In closing I will simply observe that stepping into the sky, just once, is an unbelievable privilege. If we have sorta forgotten this, our friends and family haven’t. — Pete Reagan

It’s the intrinsic neurosis; I want to drop free of the danger and arc carefree turns on delightfully exposed glacier high above the world, it’s why I came, but I can’t. It’s turn after turn of, “Is that a crack? Will this bridge hold? Is that a slump? Where’s my partner?” I very much prefer to be on skis on glaciers, but it’s possible that I prefer to avoid crevassed terrain in general. Spending hours upon hours with my heart in my throat may just trouble me too much.
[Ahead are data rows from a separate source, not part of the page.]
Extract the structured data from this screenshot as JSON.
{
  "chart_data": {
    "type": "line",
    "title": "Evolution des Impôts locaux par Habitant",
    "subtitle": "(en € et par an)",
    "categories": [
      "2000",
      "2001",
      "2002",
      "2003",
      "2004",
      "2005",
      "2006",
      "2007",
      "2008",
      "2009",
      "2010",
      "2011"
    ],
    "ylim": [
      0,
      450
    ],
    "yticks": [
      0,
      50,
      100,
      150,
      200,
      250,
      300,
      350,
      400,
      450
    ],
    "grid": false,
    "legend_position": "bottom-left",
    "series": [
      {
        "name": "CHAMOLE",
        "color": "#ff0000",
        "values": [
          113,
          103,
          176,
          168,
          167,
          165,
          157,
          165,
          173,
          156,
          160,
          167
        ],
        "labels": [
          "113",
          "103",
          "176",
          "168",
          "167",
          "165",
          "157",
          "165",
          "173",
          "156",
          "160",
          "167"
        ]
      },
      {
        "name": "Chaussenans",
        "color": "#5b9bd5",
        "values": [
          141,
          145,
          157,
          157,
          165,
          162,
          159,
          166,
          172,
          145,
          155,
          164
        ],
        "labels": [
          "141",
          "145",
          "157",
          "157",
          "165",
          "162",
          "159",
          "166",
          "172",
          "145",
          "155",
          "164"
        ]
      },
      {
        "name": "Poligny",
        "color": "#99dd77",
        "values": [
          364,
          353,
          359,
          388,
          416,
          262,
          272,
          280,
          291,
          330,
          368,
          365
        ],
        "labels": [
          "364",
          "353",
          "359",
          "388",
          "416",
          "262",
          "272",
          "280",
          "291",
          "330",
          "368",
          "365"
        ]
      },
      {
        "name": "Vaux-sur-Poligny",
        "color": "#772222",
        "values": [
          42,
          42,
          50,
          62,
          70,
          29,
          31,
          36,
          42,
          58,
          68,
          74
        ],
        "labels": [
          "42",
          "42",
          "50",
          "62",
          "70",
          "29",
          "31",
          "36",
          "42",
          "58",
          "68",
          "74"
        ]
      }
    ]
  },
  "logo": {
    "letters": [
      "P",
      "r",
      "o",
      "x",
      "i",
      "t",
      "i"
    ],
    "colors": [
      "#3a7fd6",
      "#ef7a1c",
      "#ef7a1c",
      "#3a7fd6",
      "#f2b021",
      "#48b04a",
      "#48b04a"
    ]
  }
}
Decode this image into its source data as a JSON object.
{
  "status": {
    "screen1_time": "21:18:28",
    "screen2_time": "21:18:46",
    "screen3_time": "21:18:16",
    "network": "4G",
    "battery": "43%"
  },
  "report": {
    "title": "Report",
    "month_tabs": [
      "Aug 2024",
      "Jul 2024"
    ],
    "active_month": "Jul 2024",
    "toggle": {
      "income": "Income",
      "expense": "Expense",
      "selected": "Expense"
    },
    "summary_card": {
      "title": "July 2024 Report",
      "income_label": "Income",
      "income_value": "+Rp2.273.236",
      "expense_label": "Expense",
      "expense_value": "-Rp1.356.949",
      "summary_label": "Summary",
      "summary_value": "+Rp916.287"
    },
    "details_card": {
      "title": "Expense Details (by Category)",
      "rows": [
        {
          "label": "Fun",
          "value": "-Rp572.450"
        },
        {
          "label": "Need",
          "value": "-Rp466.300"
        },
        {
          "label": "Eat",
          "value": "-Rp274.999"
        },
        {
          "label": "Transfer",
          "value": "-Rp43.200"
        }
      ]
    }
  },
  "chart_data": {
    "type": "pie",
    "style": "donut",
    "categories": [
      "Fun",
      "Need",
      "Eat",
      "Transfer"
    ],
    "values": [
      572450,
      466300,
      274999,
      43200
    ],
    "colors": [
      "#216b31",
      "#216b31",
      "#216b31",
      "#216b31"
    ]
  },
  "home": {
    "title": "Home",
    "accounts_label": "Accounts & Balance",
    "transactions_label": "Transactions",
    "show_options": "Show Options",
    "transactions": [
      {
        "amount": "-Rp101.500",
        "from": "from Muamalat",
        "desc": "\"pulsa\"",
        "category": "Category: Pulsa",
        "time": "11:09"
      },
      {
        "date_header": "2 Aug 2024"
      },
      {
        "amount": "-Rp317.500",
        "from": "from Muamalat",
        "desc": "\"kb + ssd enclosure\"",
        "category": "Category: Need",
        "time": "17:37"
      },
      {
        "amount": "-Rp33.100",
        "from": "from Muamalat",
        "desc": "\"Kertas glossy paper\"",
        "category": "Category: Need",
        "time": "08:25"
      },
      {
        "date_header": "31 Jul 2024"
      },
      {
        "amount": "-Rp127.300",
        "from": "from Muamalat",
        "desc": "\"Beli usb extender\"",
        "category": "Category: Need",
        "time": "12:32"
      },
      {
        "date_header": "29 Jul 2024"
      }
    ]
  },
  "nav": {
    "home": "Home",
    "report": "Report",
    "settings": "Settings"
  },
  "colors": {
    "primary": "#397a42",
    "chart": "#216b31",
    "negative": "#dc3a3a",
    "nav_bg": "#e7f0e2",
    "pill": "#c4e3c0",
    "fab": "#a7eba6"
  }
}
Avalanches can be devious, cunning, and malicious, but they are not, to my sentiments, as random as crevasse hazard.

My family is starting to hint strongly that I should take this recent injury as a signal to stop soloing routes in the backcountry. Their point is well taken. Without a partner or the excellent rescue support that I received, pulling myself off the mountain would’ve been cold,  very difficult, and perhaps fatal if I’d taken a crevasse fall that night or the following morning. The probability that I would have severely further damaged my ankle  is quite high. What I can’t shake, however, is the deep sense that, if alone, the probability that I’d have gotten hurt is somewhat lower. Alone, I’d have made ~20 of our decisions differently, and may well have turned around well below the summit, it’s hard to tell. This is not to suggest that I disagree with our decisions as a team – I think we made a lot of good decisions and am comfortable with the choices we made – but alone, the insecurity I felt at several junctures would quite possibly have caused me to turn about and head home. It’s impossible to know anything in a morass of probabilities.

Among many things, even though it was irrelevant to my injury, I’m left with the sense that perhaps I should abandon skiing the great glaciated peaks. They are the obvious next step for me, and I can only ski the fine lines on Adams so many times before becoming dully bored…

It’s not good to dwell too long on thoughts like these. They’re more than a little toxic. Back to work or distraction.